It's amazingly self-destructive, but if you buy the psychopath theory...
It's no surprise to me that musicians have often led efforts to innovate the music business model. It was a working model for a small number of artists, but a lousy one for most. Move the conversation outside of the economic framework of music company profits, and things are pretty exciting: so much more opportunity to produce, distribute, listen, learn and share music. I'm not sure how, exactly, musicians can earn 100% of their living by making music going forward, but let's face it - very, very few have actually be doing that all along. If music companies weren't able to make precarious claims about artistic integrity and wield the power of copyright, no one would be wringing their hands, really. Businesses must find a way to innovate, or they die.

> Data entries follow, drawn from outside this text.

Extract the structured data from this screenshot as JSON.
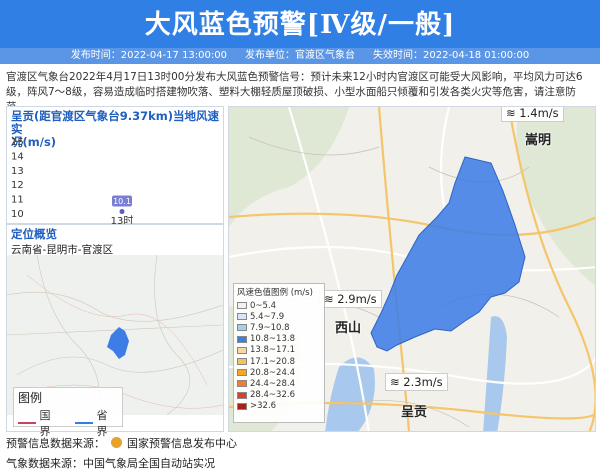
{
  "header": {
    "title": "大风蓝色预警[Ⅳ级/一般]",
    "publish_time": "发布时间：2022-04-17 13:00:00",
    "publisher": "发布单位：官渡区气象台",
    "expire_time": "失效时间：2022-04-18 01:00:00"
  },
  "description": "官渡区气象台2022年4月17日13时00分发布大风蓝色预警信号：预计未来12小时内官渡区可能受大风影响，平均风力可达6级，阵风7～8级，容易造成临时搭建物吹落、塑料大棚轻质屋顶破损、小型水面船只倾覆和引发各类火灾等危害，请注意防范。",
  "wind_chart": {
    "title_line1": "呈贡(距官渡区气象台9.37km)当地风速实",
    "title_line2": "况(m/s)",
    "chart_data": {
      "type": "line",
      "categories": [
        "13时"
      ],
      "values": [
        10.1
      ],
      "value_label": "10.1",
      "ylim": [
        10,
        15
      ],
      "yticks": [
        "15",
        "14",
        "13",
        "12",
        "11",
        "10"
      ]
    }
  },
  "location": {
    "title": "定位概览",
    "region": "云南省-昆明市-官渡区",
    "legend_title": "图例",
    "legend_national": "国界",
    "legend_provincial": "省界"
  },
  "map": {
    "legend_title": "风速色值图例 (m/s)",
    "legend_items": [
      {
        "label": "0~5.4",
        "color": "#f2f2f2"
      },
      {
        "label": "5.4~7.9",
        "color": "#d6e6f7"
      },
      {
        "label": "7.9~10.8",
        "color": "#a9cdf2"
      },
      {
        "label": "10.8~13.8",
        "color": "#3f7de6"
      },
      {
        "label": "13.8~17.1",
        "color": "#f7d7a8"
      },
      {
        "label": "17.1~20.8",
        "color": "#f7c25a"
      },
      {
        "label": "20.8~24.4",
        "color": "#f5a623"
      },
      {
        "label": "24.4~28.4",
        "color": "#ef7d2b"
      },
      {
        "label": "28.4~32.6",
        "color": "#d9402a"
      },
      {
        "label": ">32.6",
        "color": "#a8201a"
      }
    ],
    "wind_labels": [
      "1.4m/s",
      "2.9m/s",
      "2.3m/s"
    ],
    "cities": [
      "嵩明",
      "西山",
      "呈贡"
    ],
    "wind_icon": "wind-icon"
  },
  "footer": {
    "source1": "预警信息数据来源：",
    "source1_org": "国家预警信息发布中心",
    "source2": "气象数据来源：中国气象局全国自动站实况"
  },
  "colors": {
    "header_bg": "#2f7fe4",
    "warning_blue": "#3f7de6",
    "title_blue": "#1f5fbf"
  }
}
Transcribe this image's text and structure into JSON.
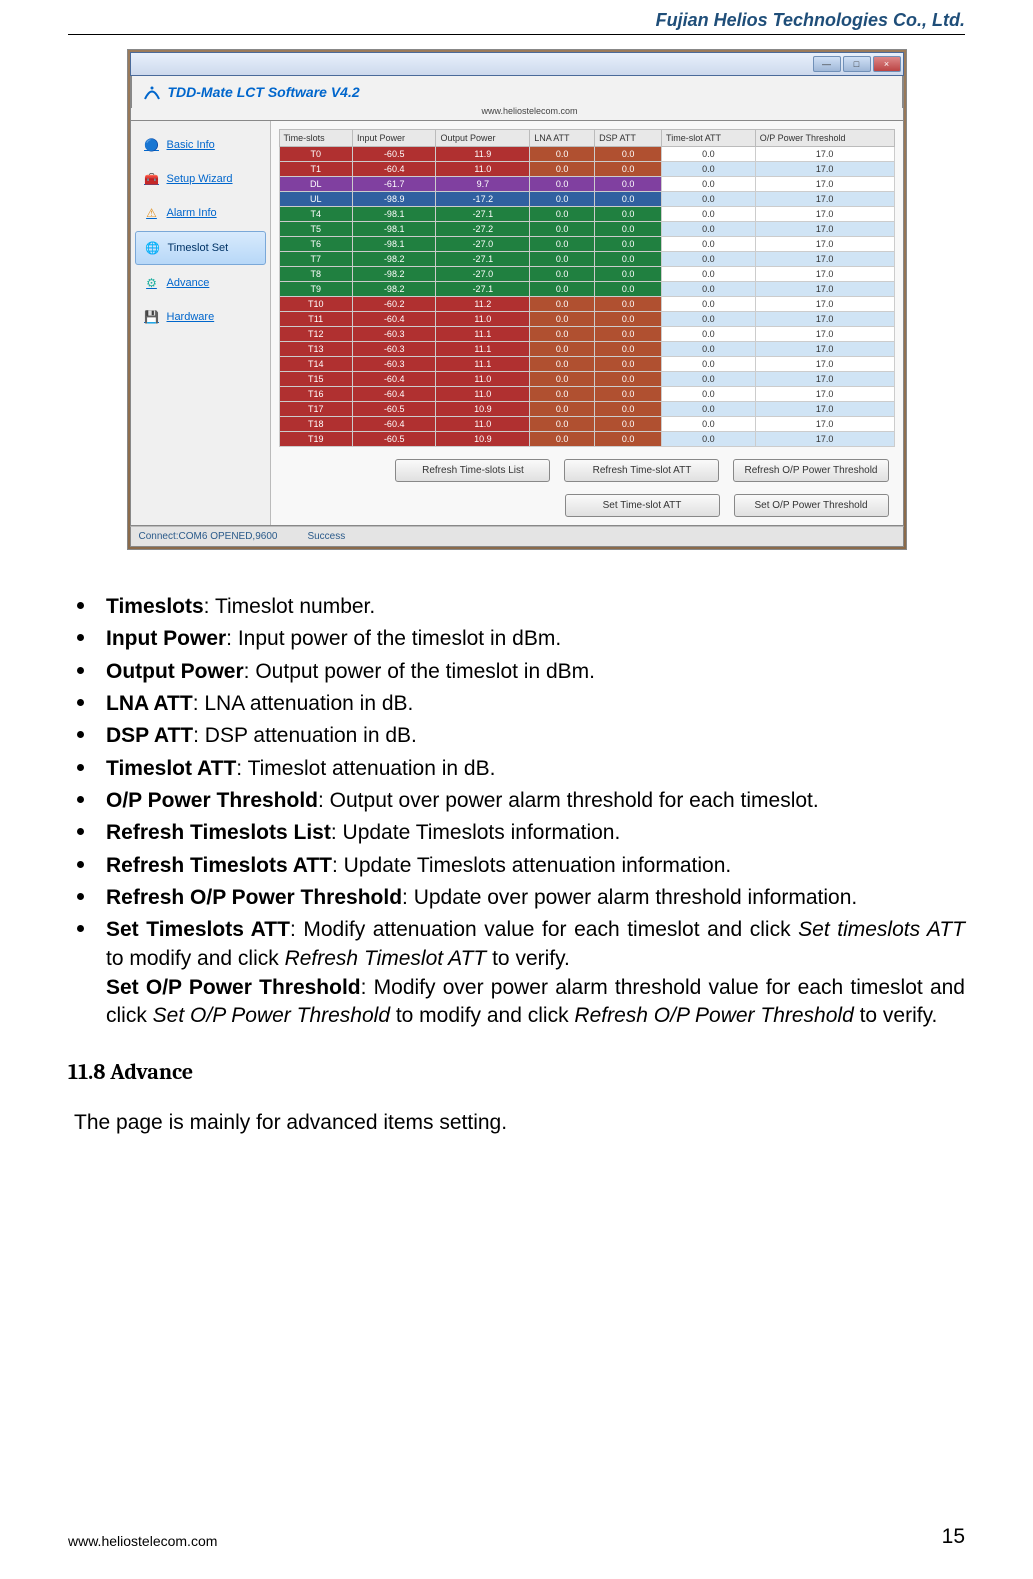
{
  "header": {
    "company": "Fujian Helios Technologies Co., Ltd."
  },
  "screenshot": {
    "app_title": "TDD-Mate LCT Software V4.2",
    "app_url": "www.heliostelecom.com",
    "window_controls": {
      "min": "—",
      "max": "□",
      "close": "×"
    },
    "sidebar": {
      "items": [
        {
          "label": "Basic Info",
          "icon": "🔵",
          "color": "#3080d0"
        },
        {
          "label": "Setup Wizard",
          "icon": "🧰",
          "color": "#b06030"
        },
        {
          "label": "Alarm Info",
          "icon": "⚠",
          "color": "#e09020"
        },
        {
          "label": "Timeslot Set",
          "icon": "🌐",
          "color": "#20a060",
          "selected": true
        },
        {
          "label": "Advance",
          "icon": "⚙",
          "color": "#20b0a0"
        },
        {
          "label": "Hardware",
          "icon": "💾",
          "color": "#5070a0"
        }
      ]
    },
    "table": {
      "headers": [
        "Time-slots",
        "Input Power",
        "Output Power",
        "LNA ATT",
        "DSP ATT",
        "Time-slot ATT",
        "O/P Power Threshold"
      ],
      "rows": [
        {
          "cells": [
            "T0",
            "-60.5",
            "11.9",
            "0.0",
            "0.0",
            "0.0",
            "17.0"
          ],
          "c": [
            "#b03030",
            "#b03030",
            "#b03030",
            "#b05030",
            "#b05030",
            "p",
            "p"
          ]
        },
        {
          "cells": [
            "T1",
            "-60.4",
            "11.0",
            "0.0",
            "0.0",
            "0.0",
            "17.0"
          ],
          "c": [
            "#b03030",
            "#b03030",
            "#b03030",
            "#b05030",
            "#b05030",
            "a",
            "a"
          ]
        },
        {
          "cells": [
            "DL",
            "-61.7",
            "9.7",
            "0.0",
            "0.0",
            "0.0",
            "17.0"
          ],
          "c": [
            "#8040a0",
            "#8040a0",
            "#8040a0",
            "#8040a0",
            "#8040a0",
            "p",
            "p"
          ]
        },
        {
          "cells": [
            "UL",
            "-98.9",
            "-17.2",
            "0.0",
            "0.0",
            "0.0",
            "17.0"
          ],
          "c": [
            "#3060a0",
            "#3060a0",
            "#3060a0",
            "#3060a0",
            "#3060a0",
            "a",
            "a"
          ]
        },
        {
          "cells": [
            "T4",
            "-98.1",
            "-27.1",
            "0.0",
            "0.0",
            "0.0",
            "17.0"
          ],
          "c": [
            "#208040",
            "#208040",
            "#208040",
            "#208040",
            "#208040",
            "p",
            "p"
          ]
        },
        {
          "cells": [
            "T5",
            "-98.1",
            "-27.2",
            "0.0",
            "0.0",
            "0.0",
            "17.0"
          ],
          "c": [
            "#208040",
            "#208040",
            "#208040",
            "#208040",
            "#208040",
            "a",
            "a"
          ]
        },
        {
          "cells": [
            "T6",
            "-98.1",
            "-27.0",
            "0.0",
            "0.0",
            "0.0",
            "17.0"
          ],
          "c": [
            "#208040",
            "#208040",
            "#208040",
            "#208040",
            "#208040",
            "p",
            "p"
          ]
        },
        {
          "cells": [
            "T7",
            "-98.2",
            "-27.1",
            "0.0",
            "0.0",
            "0.0",
            "17.0"
          ],
          "c": [
            "#208040",
            "#208040",
            "#208040",
            "#208040",
            "#208040",
            "a",
            "a"
          ]
        },
        {
          "cells": [
            "T8",
            "-98.2",
            "-27.0",
            "0.0",
            "0.0",
            "0.0",
            "17.0"
          ],
          "c": [
            "#208040",
            "#208040",
            "#208040",
            "#208040",
            "#208040",
            "p",
            "p"
          ]
        },
        {
          "cells": [
            "T9",
            "-98.2",
            "-27.1",
            "0.0",
            "0.0",
            "0.0",
            "17.0"
          ],
          "c": [
            "#208040",
            "#208040",
            "#208040",
            "#208040",
            "#208040",
            "a",
            "a"
          ]
        },
        {
          "cells": [
            "T10",
            "-60.2",
            "11.2",
            "0.0",
            "0.0",
            "0.0",
            "17.0"
          ],
          "c": [
            "#b03030",
            "#b03030",
            "#b03030",
            "#b05030",
            "#b05030",
            "p",
            "p"
          ]
        },
        {
          "cells": [
            "T11",
            "-60.4",
            "11.0",
            "0.0",
            "0.0",
            "0.0",
            "17.0"
          ],
          "c": [
            "#b03030",
            "#b03030",
            "#b03030",
            "#b05030",
            "#b05030",
            "a",
            "a"
          ]
        },
        {
          "cells": [
            "T12",
            "-60.3",
            "11.1",
            "0.0",
            "0.0",
            "0.0",
            "17.0"
          ],
          "c": [
            "#b03030",
            "#b03030",
            "#b03030",
            "#b05030",
            "#b05030",
            "p",
            "p"
          ]
        },
        {
          "cells": [
            "T13",
            "-60.3",
            "11.1",
            "0.0",
            "0.0",
            "0.0",
            "17.0"
          ],
          "c": [
            "#b03030",
            "#b03030",
            "#b03030",
            "#b05030",
            "#b05030",
            "a",
            "a"
          ]
        },
        {
          "cells": [
            "T14",
            "-60.3",
            "11.1",
            "0.0",
            "0.0",
            "0.0",
            "17.0"
          ],
          "c": [
            "#b03030",
            "#b03030",
            "#b03030",
            "#b05030",
            "#b05030",
            "p",
            "p"
          ]
        },
        {
          "cells": [
            "T15",
            "-60.4",
            "11.0",
            "0.0",
            "0.0",
            "0.0",
            "17.0"
          ],
          "c": [
            "#b03030",
            "#b03030",
            "#b03030",
            "#b05030",
            "#b05030",
            "a",
            "a"
          ]
        },
        {
          "cells": [
            "T16",
            "-60.4",
            "11.0",
            "0.0",
            "0.0",
            "0.0",
            "17.0"
          ],
          "c": [
            "#b03030",
            "#b03030",
            "#b03030",
            "#b05030",
            "#b05030",
            "p",
            "p"
          ]
        },
        {
          "cells": [
            "T17",
            "-60.5",
            "10.9",
            "0.0",
            "0.0",
            "0.0",
            "17.0"
          ],
          "c": [
            "#b03030",
            "#b03030",
            "#b03030",
            "#b05030",
            "#b05030",
            "a",
            "a"
          ]
        },
        {
          "cells": [
            "T18",
            "-60.4",
            "11.0",
            "0.0",
            "0.0",
            "0.0",
            "17.0"
          ],
          "c": [
            "#b03030",
            "#b03030",
            "#b03030",
            "#b05030",
            "#b05030",
            "p",
            "p"
          ]
        },
        {
          "cells": [
            "T19",
            "-60.5",
            "10.9",
            "0.0",
            "0.0",
            "0.0",
            "17.0"
          ],
          "c": [
            "#b03030",
            "#b03030",
            "#b03030",
            "#b05030",
            "#b05030",
            "a",
            "a"
          ]
        }
      ]
    },
    "buttons": {
      "refresh_list": "Refresh Time-slots List",
      "refresh_att": "Refresh Time-slot ATT",
      "refresh_op": "Refresh O/P Power Threshold",
      "set_att": "Set Time-slot ATT",
      "set_op": "Set O/P Power Threshold"
    },
    "status": {
      "conn": "Connect:COM6 OPENED,9600",
      "msg": "Success"
    }
  },
  "bullets": [
    {
      "term": "Timeslots",
      "desc": ": Timeslot number."
    },
    {
      "term": "Input Power",
      "desc": ": Input power of the timeslot in dBm."
    },
    {
      "term": "Output Power",
      "desc": ": Output power of the timeslot in dBm."
    },
    {
      "term": "LNA ATT",
      "desc": ": LNA attenuation in dB."
    },
    {
      "term": "DSP ATT",
      "desc": ": DSP attenuation in dB."
    },
    {
      "term": "Timeslot ATT",
      "desc": ": Timeslot attenuation in dB."
    },
    {
      "term": "O/P Power Threshold",
      "desc": ": Output over power alarm threshold for each timeslot."
    },
    {
      "term": "Refresh Timeslots List",
      "desc": ": Update Timeslots information."
    },
    {
      "term": "Refresh Timeslots ATT",
      "desc": ": Update Timeslots attenuation information."
    },
    {
      "term": "Refresh O/P Power Threshold",
      "desc": ": Update over power alarm threshold information."
    }
  ],
  "last_bullet": {
    "term": "Set Timeslots ATT",
    "p1a": ": Modify attenuation value for each timeslot and click ",
    "p1i": "Set timeslots ATT",
    "p1b": " to modify and click ",
    "p1i2": "Refresh Timeslot ATT",
    "p1c": " to verify.",
    "term2": "Set O/P Power Threshold",
    "p2a": ": Modify over power alarm threshold value for each timeslot and click ",
    "p2i": "Set O/P Power Threshold",
    "p2b": " to modify and click ",
    "p2i2": "Refresh O/P Power Threshold",
    "p2c": " to verify."
  },
  "section": {
    "heading": "11.8 Advance",
    "body": "The page is mainly for advanced items setting."
  },
  "footer": {
    "url": "www.heliostelecom.com",
    "page": "15"
  }
}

@Anne, I hear what you're saying about the downloading practices of young people, but I think it started well before them. I made cassette tape copies of my records (my parents did, too!) so that we could back them up and share them. I used to tape movies off of HBO instead of buying them on VHS, and I was a high-speed dubbing MACHINE in the eighties. (I think I supplied most of my junior high school with every early Cure album.) It's just that the methods of sharing music have gotten super efficient and our networks for sharing have grown vast. I feel like young people are pretty much the recipients of the relationship to technology and commodity that we've been fostering for thirty years - they just experience it about a gadzillion times faster and more intensely than we ever have.
well i think the net benefit of the new music business model goes to artists and against all music labels because the artists nowadays have more of a chance to own their own high quality future sound recordings by themselves and reap future benefit from whatever publicity they were able to suck out of the large corporate label touring, supporting an album owned by the label, etc. you can get established as a new artist and then go off your own with the fan base that was created through the label's pr efforts.
these days the money is in touring and licensing.